TV Production... it's an uncertain, competitive world full of "hurry up and wait."

So why would I leave my rewarding, long-term freelance position for another one that wasn't 100% during a recession a year after being laid off? Because being laid off isn’t like getting chicken pox. Getting downsized once doesn’t give you immunity to being downsized again down the road. It's important to always look out for #1 and grab opportunities that will help you network and grow professionally. For me, casting WNTW is one of those opportunities.

Vicki Salemi, one of the many talented people I met while networking in the 405 club, wrote a book that I'm mentioned in titled "Big Career in the Big City." I read the advanced copy and found it to be full of good advice for both newcomers to NYC and unemployed veterans alike. The book contained one quote in particular that eased my mind on this uncertain Sunday:

"You can't connect the dots looking forward. You can only connect them looking backwards, so you have to trust that the dots will somehow connect in your future. You have to trust in something--your gut, destiny, life, karma, whatever--because believing that the dots will connect down the road will give you the confidence to follow your heart, even when it leads you off the well-worn path, and that will make all the difference."

That little gem was a part of Steve Job's commencement speech to Stanford's class of '04.

I'm sure something equally awesome was said at my own graduation, but Bobbie Jo Solomon, the Blue Sapphire, was sitting next to me. Needless to say I was too excited to listen to what whoever was speaking was saying. I was focused on Bobbie Jo, hoping that she would pull three batons out of her gown, light them on fire and start doing toss cartwheels down the aisle.

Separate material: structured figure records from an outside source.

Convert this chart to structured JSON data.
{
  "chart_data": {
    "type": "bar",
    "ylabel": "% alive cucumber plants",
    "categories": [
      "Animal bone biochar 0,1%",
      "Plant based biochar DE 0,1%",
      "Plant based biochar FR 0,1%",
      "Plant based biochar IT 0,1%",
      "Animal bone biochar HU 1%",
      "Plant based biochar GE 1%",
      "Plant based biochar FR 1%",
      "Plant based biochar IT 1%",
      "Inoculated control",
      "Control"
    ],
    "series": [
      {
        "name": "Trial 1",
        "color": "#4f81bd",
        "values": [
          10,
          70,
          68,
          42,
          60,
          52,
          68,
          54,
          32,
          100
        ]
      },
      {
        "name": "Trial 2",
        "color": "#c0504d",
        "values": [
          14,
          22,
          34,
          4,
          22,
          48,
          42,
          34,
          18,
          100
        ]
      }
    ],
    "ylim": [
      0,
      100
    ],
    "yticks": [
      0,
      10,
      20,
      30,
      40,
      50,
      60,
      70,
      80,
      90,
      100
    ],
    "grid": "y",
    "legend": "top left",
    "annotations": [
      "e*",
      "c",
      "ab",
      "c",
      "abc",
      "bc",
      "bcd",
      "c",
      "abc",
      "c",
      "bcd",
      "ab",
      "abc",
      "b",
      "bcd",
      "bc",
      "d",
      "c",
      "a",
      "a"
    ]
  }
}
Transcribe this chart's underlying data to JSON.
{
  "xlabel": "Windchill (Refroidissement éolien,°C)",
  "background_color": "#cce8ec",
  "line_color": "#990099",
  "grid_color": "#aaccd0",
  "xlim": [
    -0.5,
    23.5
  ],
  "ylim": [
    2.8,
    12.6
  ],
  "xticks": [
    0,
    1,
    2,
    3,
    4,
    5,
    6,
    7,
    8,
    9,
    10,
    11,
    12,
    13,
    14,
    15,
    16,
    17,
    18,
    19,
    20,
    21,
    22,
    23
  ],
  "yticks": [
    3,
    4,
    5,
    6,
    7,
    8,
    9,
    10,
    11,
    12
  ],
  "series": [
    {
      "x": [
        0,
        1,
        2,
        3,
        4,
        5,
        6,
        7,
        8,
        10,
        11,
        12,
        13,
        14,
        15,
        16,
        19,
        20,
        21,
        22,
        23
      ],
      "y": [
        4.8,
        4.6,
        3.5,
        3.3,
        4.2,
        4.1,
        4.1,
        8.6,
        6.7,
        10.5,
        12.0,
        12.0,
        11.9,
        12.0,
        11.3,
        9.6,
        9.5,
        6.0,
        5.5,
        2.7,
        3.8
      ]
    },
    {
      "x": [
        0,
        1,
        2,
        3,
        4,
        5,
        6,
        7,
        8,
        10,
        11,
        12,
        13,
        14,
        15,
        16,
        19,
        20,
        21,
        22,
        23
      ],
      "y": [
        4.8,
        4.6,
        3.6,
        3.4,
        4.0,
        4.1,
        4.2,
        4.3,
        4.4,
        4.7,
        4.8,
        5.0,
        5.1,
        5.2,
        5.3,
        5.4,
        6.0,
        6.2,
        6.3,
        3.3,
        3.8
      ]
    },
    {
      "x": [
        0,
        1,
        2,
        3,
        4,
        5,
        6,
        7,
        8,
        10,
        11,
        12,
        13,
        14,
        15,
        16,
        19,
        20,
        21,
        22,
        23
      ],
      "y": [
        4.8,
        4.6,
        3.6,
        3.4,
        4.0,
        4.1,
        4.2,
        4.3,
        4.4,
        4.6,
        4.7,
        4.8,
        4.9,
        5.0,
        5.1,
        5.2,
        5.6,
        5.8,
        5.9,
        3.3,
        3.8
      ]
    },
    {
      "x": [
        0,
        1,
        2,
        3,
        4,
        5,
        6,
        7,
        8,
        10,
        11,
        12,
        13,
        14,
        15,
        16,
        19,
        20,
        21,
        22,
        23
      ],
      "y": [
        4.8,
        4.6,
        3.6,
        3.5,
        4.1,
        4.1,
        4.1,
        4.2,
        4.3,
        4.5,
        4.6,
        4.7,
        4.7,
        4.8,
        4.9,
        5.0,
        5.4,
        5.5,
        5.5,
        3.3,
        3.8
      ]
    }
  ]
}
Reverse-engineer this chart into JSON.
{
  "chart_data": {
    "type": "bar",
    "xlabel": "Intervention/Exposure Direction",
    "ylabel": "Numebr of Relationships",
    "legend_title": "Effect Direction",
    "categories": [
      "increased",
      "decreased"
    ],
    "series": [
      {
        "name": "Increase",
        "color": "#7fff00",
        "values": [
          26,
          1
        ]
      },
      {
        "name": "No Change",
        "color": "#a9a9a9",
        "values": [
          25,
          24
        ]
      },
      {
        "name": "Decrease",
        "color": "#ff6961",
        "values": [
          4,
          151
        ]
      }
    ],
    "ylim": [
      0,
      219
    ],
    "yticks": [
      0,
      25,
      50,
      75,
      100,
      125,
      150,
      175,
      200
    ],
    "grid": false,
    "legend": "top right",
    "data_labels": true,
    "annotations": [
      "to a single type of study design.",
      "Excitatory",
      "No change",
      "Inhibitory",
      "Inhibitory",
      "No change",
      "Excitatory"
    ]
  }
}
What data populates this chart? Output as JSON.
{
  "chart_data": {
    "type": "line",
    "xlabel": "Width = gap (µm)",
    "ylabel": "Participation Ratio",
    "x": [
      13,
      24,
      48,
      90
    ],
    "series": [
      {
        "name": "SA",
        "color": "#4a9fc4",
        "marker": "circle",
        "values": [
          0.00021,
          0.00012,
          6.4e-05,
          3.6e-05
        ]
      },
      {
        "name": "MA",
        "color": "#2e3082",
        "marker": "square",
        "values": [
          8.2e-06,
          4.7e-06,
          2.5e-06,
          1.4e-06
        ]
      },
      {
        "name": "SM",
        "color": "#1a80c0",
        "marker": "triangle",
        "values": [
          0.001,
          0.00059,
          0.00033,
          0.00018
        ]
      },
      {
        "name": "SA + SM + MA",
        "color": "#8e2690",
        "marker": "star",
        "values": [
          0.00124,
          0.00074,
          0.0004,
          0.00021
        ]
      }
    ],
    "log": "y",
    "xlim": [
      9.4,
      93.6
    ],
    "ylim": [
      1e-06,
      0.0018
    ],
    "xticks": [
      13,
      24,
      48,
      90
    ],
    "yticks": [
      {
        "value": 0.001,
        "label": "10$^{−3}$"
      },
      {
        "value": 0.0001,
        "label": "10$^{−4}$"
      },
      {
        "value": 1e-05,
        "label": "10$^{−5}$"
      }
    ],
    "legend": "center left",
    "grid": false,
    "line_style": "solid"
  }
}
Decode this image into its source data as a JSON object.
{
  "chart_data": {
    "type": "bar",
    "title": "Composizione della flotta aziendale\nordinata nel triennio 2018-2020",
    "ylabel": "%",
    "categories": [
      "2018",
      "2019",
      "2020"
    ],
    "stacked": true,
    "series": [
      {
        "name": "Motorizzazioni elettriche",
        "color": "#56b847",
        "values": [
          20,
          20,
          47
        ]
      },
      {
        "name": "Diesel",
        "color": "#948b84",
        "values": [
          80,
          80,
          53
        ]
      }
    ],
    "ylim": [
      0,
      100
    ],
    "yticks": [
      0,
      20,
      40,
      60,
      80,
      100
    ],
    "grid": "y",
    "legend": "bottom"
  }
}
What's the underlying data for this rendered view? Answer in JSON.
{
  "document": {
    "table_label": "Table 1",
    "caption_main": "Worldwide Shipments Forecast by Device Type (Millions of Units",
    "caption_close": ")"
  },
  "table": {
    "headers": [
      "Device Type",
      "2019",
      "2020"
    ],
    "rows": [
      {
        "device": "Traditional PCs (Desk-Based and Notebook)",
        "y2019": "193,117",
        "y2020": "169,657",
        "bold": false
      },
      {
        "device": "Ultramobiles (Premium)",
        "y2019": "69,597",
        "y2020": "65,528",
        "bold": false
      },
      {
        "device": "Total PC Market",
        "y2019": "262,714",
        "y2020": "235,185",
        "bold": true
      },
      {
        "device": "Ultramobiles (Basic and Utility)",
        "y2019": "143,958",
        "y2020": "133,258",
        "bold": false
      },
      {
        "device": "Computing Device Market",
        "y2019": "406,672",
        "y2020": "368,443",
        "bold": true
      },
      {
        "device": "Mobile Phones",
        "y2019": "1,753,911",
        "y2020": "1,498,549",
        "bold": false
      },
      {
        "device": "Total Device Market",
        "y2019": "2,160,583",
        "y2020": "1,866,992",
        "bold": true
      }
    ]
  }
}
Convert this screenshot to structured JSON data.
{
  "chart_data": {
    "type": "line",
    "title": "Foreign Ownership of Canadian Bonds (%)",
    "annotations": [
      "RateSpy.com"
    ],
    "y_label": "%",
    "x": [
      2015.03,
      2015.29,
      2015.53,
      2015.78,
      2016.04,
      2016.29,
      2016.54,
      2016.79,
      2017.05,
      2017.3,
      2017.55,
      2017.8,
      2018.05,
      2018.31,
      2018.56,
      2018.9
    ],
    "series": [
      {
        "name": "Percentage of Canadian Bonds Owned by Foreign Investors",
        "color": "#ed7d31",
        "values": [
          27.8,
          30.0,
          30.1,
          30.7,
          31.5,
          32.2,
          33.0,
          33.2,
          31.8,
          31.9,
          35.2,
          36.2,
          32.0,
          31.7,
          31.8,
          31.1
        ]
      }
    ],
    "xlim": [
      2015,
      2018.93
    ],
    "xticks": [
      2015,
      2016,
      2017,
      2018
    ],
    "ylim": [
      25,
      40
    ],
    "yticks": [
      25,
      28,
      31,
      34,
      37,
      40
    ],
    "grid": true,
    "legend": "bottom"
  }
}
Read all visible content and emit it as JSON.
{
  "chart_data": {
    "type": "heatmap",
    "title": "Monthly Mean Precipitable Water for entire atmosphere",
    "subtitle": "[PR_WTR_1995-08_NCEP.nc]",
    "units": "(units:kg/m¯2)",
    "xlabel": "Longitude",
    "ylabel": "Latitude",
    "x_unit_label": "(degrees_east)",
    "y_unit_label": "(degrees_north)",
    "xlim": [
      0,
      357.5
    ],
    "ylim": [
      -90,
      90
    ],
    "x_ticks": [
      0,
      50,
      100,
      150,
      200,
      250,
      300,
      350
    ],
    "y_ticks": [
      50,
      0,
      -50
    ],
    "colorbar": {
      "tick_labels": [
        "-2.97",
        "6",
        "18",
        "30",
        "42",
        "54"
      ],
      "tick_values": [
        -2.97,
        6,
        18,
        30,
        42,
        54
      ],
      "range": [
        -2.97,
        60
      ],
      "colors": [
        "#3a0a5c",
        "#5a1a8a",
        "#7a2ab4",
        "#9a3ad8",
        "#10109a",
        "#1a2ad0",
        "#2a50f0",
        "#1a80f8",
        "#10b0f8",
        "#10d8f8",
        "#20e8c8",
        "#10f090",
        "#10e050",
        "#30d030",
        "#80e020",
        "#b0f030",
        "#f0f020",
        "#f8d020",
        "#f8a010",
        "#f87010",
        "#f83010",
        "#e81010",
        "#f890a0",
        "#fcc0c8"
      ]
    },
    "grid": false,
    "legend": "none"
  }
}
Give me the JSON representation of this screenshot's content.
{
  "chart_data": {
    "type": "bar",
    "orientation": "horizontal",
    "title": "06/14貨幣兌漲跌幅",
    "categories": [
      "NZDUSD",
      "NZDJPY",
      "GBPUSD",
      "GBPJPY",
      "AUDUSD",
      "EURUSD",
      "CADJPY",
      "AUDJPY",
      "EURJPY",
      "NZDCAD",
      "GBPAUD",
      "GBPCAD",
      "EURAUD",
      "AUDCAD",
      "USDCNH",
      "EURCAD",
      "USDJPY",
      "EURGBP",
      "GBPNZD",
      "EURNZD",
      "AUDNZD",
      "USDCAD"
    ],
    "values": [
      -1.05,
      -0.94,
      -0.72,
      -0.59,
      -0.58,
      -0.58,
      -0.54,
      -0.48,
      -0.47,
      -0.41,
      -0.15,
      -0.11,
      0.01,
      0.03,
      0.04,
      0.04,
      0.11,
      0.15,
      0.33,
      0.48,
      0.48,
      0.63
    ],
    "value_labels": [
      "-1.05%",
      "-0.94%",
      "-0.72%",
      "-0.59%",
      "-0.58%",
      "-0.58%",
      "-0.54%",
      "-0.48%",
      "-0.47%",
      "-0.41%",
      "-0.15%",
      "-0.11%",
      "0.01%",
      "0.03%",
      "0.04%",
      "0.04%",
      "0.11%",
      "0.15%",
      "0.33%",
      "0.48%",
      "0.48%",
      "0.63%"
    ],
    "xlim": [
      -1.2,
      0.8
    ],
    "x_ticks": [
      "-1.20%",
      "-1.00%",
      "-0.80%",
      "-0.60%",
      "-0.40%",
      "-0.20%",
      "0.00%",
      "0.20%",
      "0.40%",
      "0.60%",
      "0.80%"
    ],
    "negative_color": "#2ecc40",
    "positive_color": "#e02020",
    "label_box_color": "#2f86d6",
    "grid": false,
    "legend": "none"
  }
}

Before that graduation day rolled around I had already prepared myself mentally for the real world by memorizing Conan O'Brien's commencement speech to the Harvard class of 2000. Conan's story helped me to stay positive during my own rocky start in the entertainment industry. His last words on the Tonight Show were equally inspiring and are helping me deal with the situation I've gotten myself into right now. "Nobody in life gets exactly what they thought they were going to get. But if you work really hard and you're kind, amazing things will happen."

The calls I have been getting over the past few weeks have proved that statement to be true. I'm glad to know that there are people out there who know what a driven, dedicated team player I am. I still have a long career ahead of me though, and I can't wait to one day look back at all the connected dots and see the big picture.